GENEVA – A global pandemic alert for swine flu has been issued by the World Health Organization (WHO), the seond highest warning it can make, indicating it believes a world outbreak of the disease is imminent.
A notice on the WHO website homepage says, “Based on assessment of all available information and following several expert consultations, Dr Margaret Chan, WHO’s Director-General raised the current level of influenza pandemic alert from phase 4 to 5.
“She stated that all countries should immediately activate their pandemic preparedness plans. At this stage, effective and essential measures include heightened surveillance, early detection and treatment of cases, and infection control in all health facilities.”
“This change to a higher phase of alert is a signal to governments, to ministries of health and other ministries, to the pharmaceutical industry and the business community that certain actions should now be undertaken with increased urgency, and at an accelerated pace,” Chan said in a prepared statement.
Confirmed human cases of swine flu have been detected in Mexico, the United States, Canada, Britain, Israel, New Zealand and Spain. Only Mexico and the U.S. have thus far reported deaths from the disease, though the 22-month old childwho succumbed to the disease in a Houston hospital was a Mexican national who had reportedly contracted the flu in Mexico and then traveled to the States for a family vacation.
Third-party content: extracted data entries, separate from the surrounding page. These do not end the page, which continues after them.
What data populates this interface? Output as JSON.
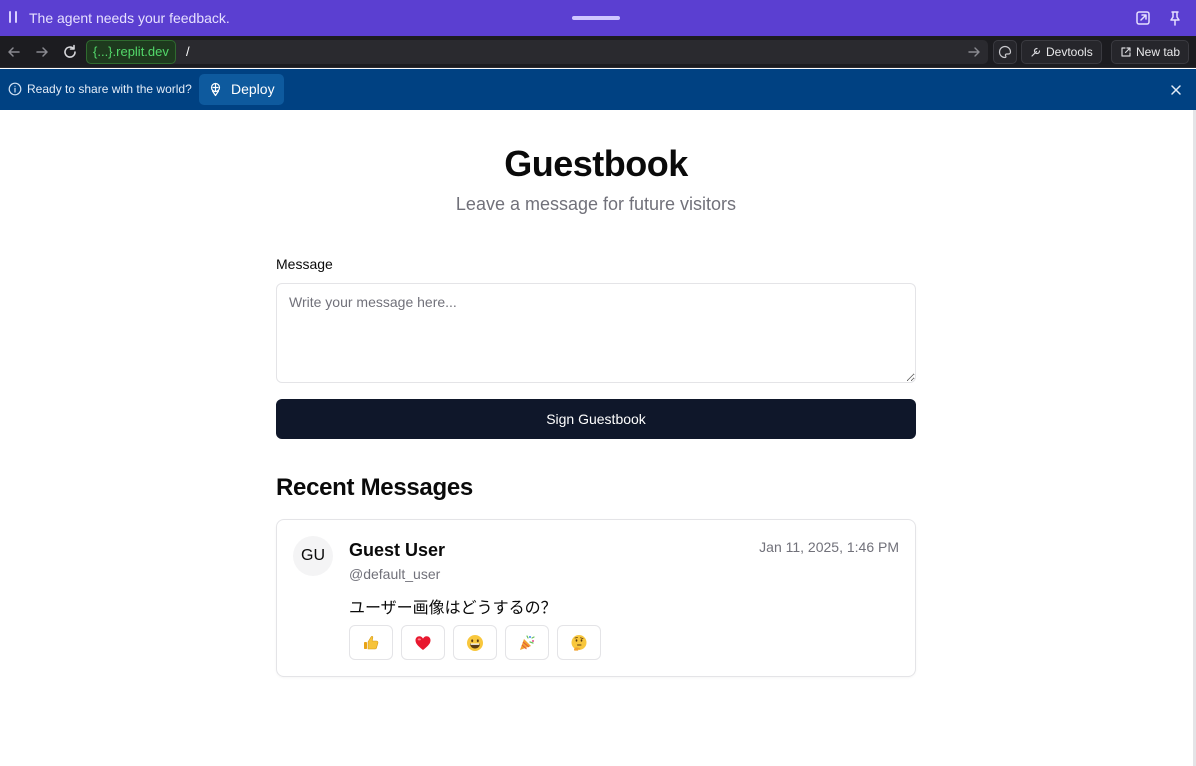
{
  "agent_bar": {
    "message": "The agent needs your feedback.",
    "icons": [
      "pause-icon",
      "drag-handle",
      "open-external-icon",
      "pin-icon"
    ]
  },
  "url_bar": {
    "domain": "{...}.replit.dev",
    "path": "/",
    "devtools_label": "Devtools",
    "new_tab_label": "New tab"
  },
  "deploy_bar": {
    "prompt": "Ready to share with the world?",
    "deploy_label": "Deploy"
  },
  "page": {
    "title": "Guestbook",
    "subtitle": "Leave a message for future visitors",
    "form": {
      "label": "Message",
      "placeholder": "Write your message here...",
      "value": "",
      "submit_label": "Sign Guestbook"
    },
    "recent_title": "Recent Messages",
    "messages": [
      {
        "initials": "GU",
        "author": "Guest User",
        "handle": "@default_user",
        "timestamp": "Jan 11, 2025, 1:46 PM",
        "body": "ユーザー画像はどうするの？",
        "reactions": [
          "thumbs-up",
          "red-heart",
          "grinning-face",
          "party-popper",
          "thinking-face"
        ]
      }
    ]
  },
  "colors": {
    "agent_bar": "#5b3fd1",
    "url_bar": "#1c1c20",
    "domain_text": "#53d86a",
    "deploy_bar": "#004182",
    "deploy_button": "#0e5a9e",
    "primary_button": "#0f172a",
    "muted_text": "#71717a"
  }
}
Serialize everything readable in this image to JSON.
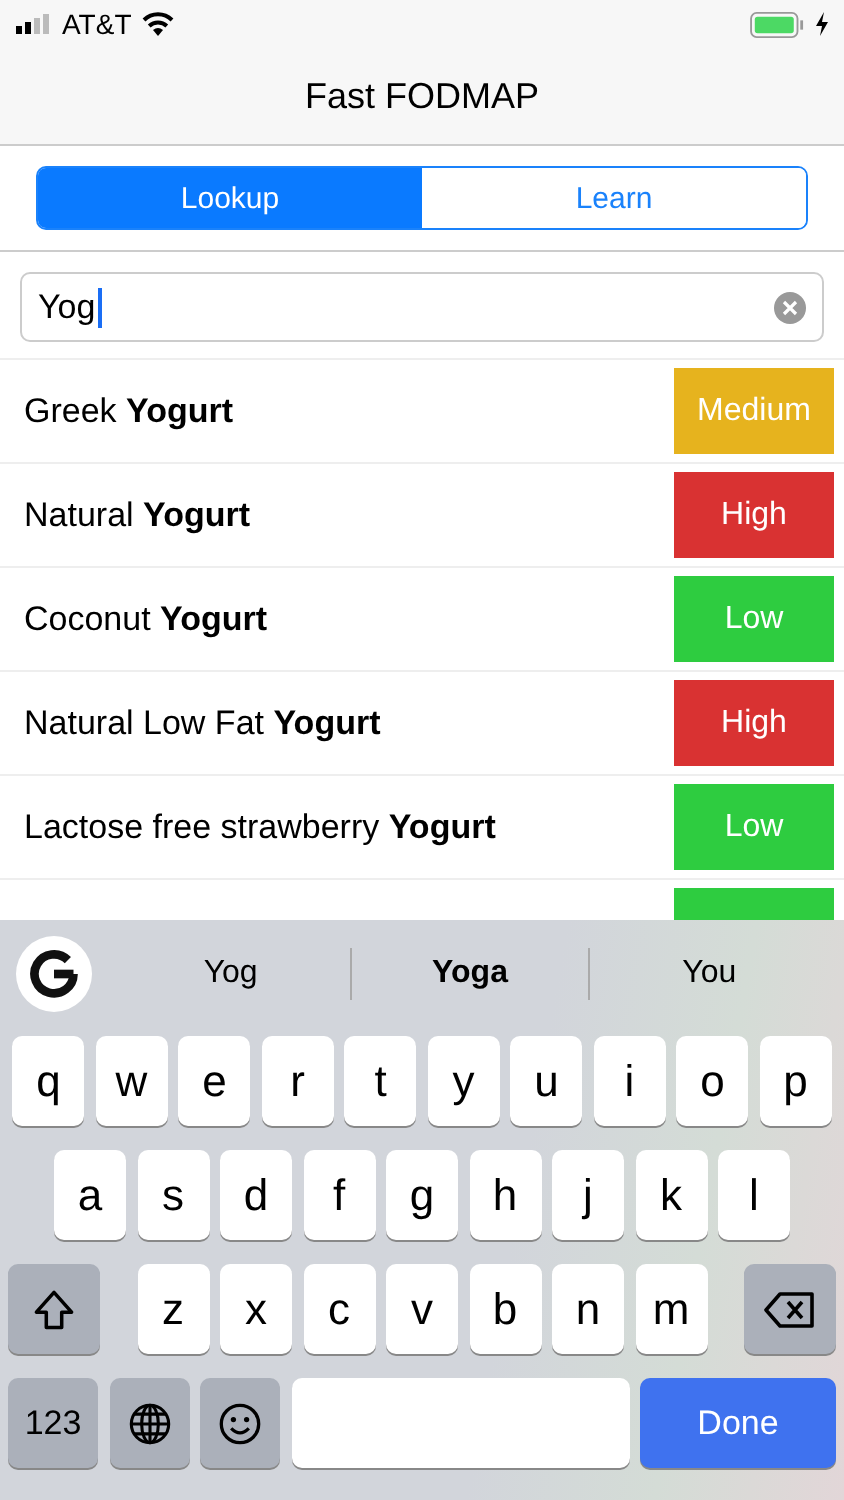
{
  "status_bar": {
    "carrier": "AT&T"
  },
  "nav": {
    "title": "Fast FODMAP"
  },
  "tabs": [
    {
      "label": "Lookup",
      "selected": true
    },
    {
      "label": "Learn",
      "selected": false
    }
  ],
  "search": {
    "value": "Yog"
  },
  "foods": [
    {
      "name": "Greek **Yogurt**",
      "rating": "Medium",
      "color": "#e6b31e"
    },
    {
      "name": "Natural **Yogurt**",
      "rating": "High",
      "color": "#d93232"
    },
    {
      "name": "Coconut **Yogurt**",
      "rating": "Low",
      "color": "#2ecc40"
    },
    {
      "name": "Natural Low Fat **Yogurt**",
      "rating": "High",
      "color": "#d93232"
    },
    {
      "name": "Lactose free strawberry **Yogurt**",
      "rating": "Low",
      "color": "#2ecc40"
    },
    {
      "color": "#2ecc40"
    }
  ],
  "suggestions": [
    {
      "text": "Yog",
      "selected": false
    },
    {
      "text": "Yoga",
      "selected": true
    },
    {
      "text": "You",
      "selected": false
    }
  ],
  "keyboard": {
    "rows": [
      [
        "q",
        "w",
        "e",
        "r",
        "t",
        "y",
        "u",
        "i",
        "o",
        "p"
      ],
      [
        "a",
        "s",
        "d",
        "f",
        "g",
        "h",
        "j",
        "k",
        "l"
      ],
      [
        "z",
        "x",
        "c",
        "v",
        "b",
        "n",
        "m"
      ]
    ],
    "numbers_key": "123",
    "done_key": "Done"
  }
}
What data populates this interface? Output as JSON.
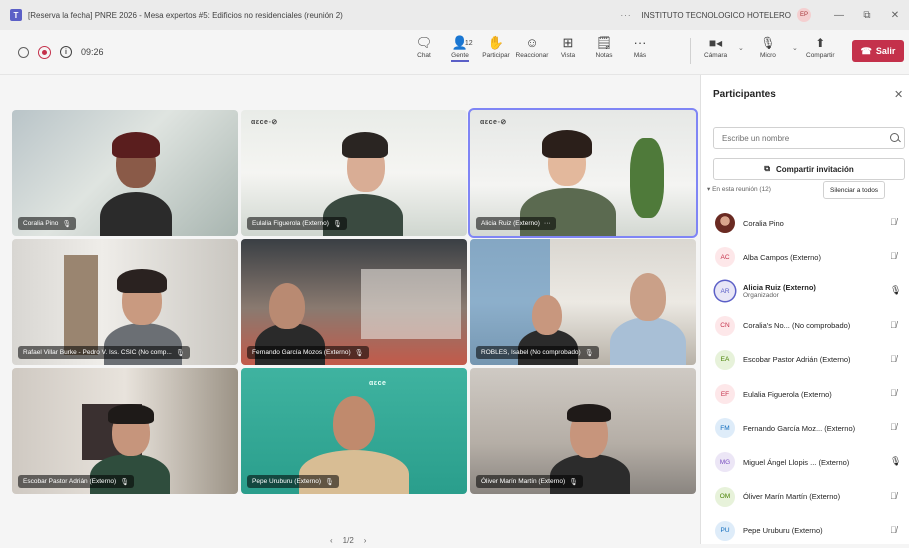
{
  "window": {
    "title": "[Reserva la fecha] PNRE 2026 - Mesa expertos #5: Edificios no residenciales (reunión 2)",
    "more": "···",
    "org": "INSTITUTO TECNOLOGICO HOTELERO",
    "user_initials": "EP",
    "minimize": "—",
    "maximize": "⧉",
    "close": "✕"
  },
  "toolbar": {
    "timer": "09:26",
    "actions": [
      {
        "icon": "chat-icon",
        "glyph": "🗨",
        "label": "Chat"
      },
      {
        "icon": "people-icon",
        "glyph": "👤",
        "label": "Gente",
        "count": "12",
        "active": true
      },
      {
        "icon": "raise-hand-icon",
        "glyph": "✋",
        "label": "Participar"
      },
      {
        "icon": "react-icon",
        "glyph": "☺",
        "label": "Reaccionar"
      },
      {
        "icon": "view-icon",
        "glyph": "⊞",
        "label": "Vista"
      },
      {
        "icon": "notes-icon",
        "glyph": "🗒",
        "label": "Notas"
      },
      {
        "icon": "more-icon",
        "glyph": "···",
        "label": "Más"
      }
    ],
    "camera_label": "Cámara",
    "mic_label": "Micro",
    "share_label": "Compartir",
    "leave_label": "Salir"
  },
  "videos": [
    {
      "name": "Coralia Pino",
      "muted": true
    },
    {
      "name": "Eulalia Figuerola (Externo)",
      "muted": true
    },
    {
      "name": "Alicia Ruiz (Externo)",
      "muted": false,
      "speaking": true
    },
    {
      "name": "Rafael Villar Burke - Pedro V. Iss. CSIC (No comp...",
      "muted": true
    },
    {
      "name": "Fernando García Mozos (Externo)",
      "muted": true
    },
    {
      "name": "ROBLES, Isabel (No comprobado)",
      "muted": true
    },
    {
      "name": "Escobar Pastor Adrián (Externo)",
      "muted": true
    },
    {
      "name": "Pepe Uruburu (Externo)",
      "muted": true
    },
    {
      "name": "Óliver Marín Martín (Externo)",
      "muted": true
    }
  ],
  "pager": {
    "prev": "‹",
    "text": "1/2",
    "next": "›"
  },
  "panel": {
    "title": "Participantes",
    "search_placeholder": "Escribe un nombre",
    "share_invite": "Compartir invitación",
    "in_meeting": "▾  En esta reunión (12)",
    "mute_all": "Silenciar a todos",
    "participants": [
      {
        "initials": "",
        "name": "Coralia Pino",
        "role": "",
        "bg": "#8a4b3a",
        "fg": "#ffffff",
        "muted": true,
        "photo": true
      },
      {
        "initials": "AC",
        "name": "Alba Campos (Externo)",
        "role": "",
        "bg": "#fde7e9",
        "fg": "#c4314b",
        "muted": true
      },
      {
        "initials": "AR",
        "name": "Alicia Ruiz (Externo)",
        "role": "Organizador",
        "bg": "#e8e6f6",
        "fg": "#5b5fc7",
        "muted": false,
        "ring": true
      },
      {
        "initials": "CN",
        "name": "Coralia's No... (No comprobado)",
        "role": "",
        "bg": "#fde7e9",
        "fg": "#c4314b",
        "muted": true
      },
      {
        "initials": "EA",
        "name": "Escobar Pastor Adrián (Externo)",
        "role": "",
        "bg": "#e7f2da",
        "fg": "#498205",
        "muted": true
      },
      {
        "initials": "EF",
        "name": "Eulalia Figuerola (Externo)",
        "role": "",
        "bg": "#fde7e9",
        "fg": "#c4314b",
        "muted": true
      },
      {
        "initials": "FM",
        "name": "Fernando García Moz... (Externo)",
        "role": "",
        "bg": "#deecf9",
        "fg": "#0f6cbd",
        "muted": true
      },
      {
        "initials": "MG",
        "name": "Miguel Ángel Llopis ... (Externo)",
        "role": "",
        "bg": "#ece6f6",
        "fg": "#7a4fc0",
        "muted": false
      },
      {
        "initials": "OM",
        "name": "Óliver Marín Martín (Externo)",
        "role": "",
        "bg": "#e7f2da",
        "fg": "#498205",
        "muted": true
      },
      {
        "initials": "PU",
        "name": "Pepe Uruburu (Externo)",
        "role": "",
        "bg": "#deecf9",
        "fg": "#0f6cbd",
        "muted": true
      }
    ]
  }
}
According to the AP, the boy arrived in the border city of Brownsville with health issues April 4 and developed flu symptoms four days later, the Texas Department of State Health Services said. He was taken to a Brownsville hospital April 13 and transferred the following day to Texas Children’s Hospital in Houston, where he died Monday night.
There have been conflicting reports about the number of deaths attributable to the disease. While Mexico has reported over 150 deaths and climbing, Vivienne Allan, a member of WHO’s patient safety program, told ABC Radio Wednesday that only 7 deaths were caused by the swine flu, and not the higher number.
“Unfortunately that [150-plus deaths] is incorrect information and it does happen, but that’s not information that’s come from the World Health Organisation,” Allan said. “That figure is not a figure that’s come from the World Health Organisation and, I repeat, the death toll is seven and they are all from Mexico.”
She added that WHO has thus far confirmed 40 cases of swine flu in the Americas, 26 in Mexico, six in Canada, two in Spain, two in Britain and three in New Zealand.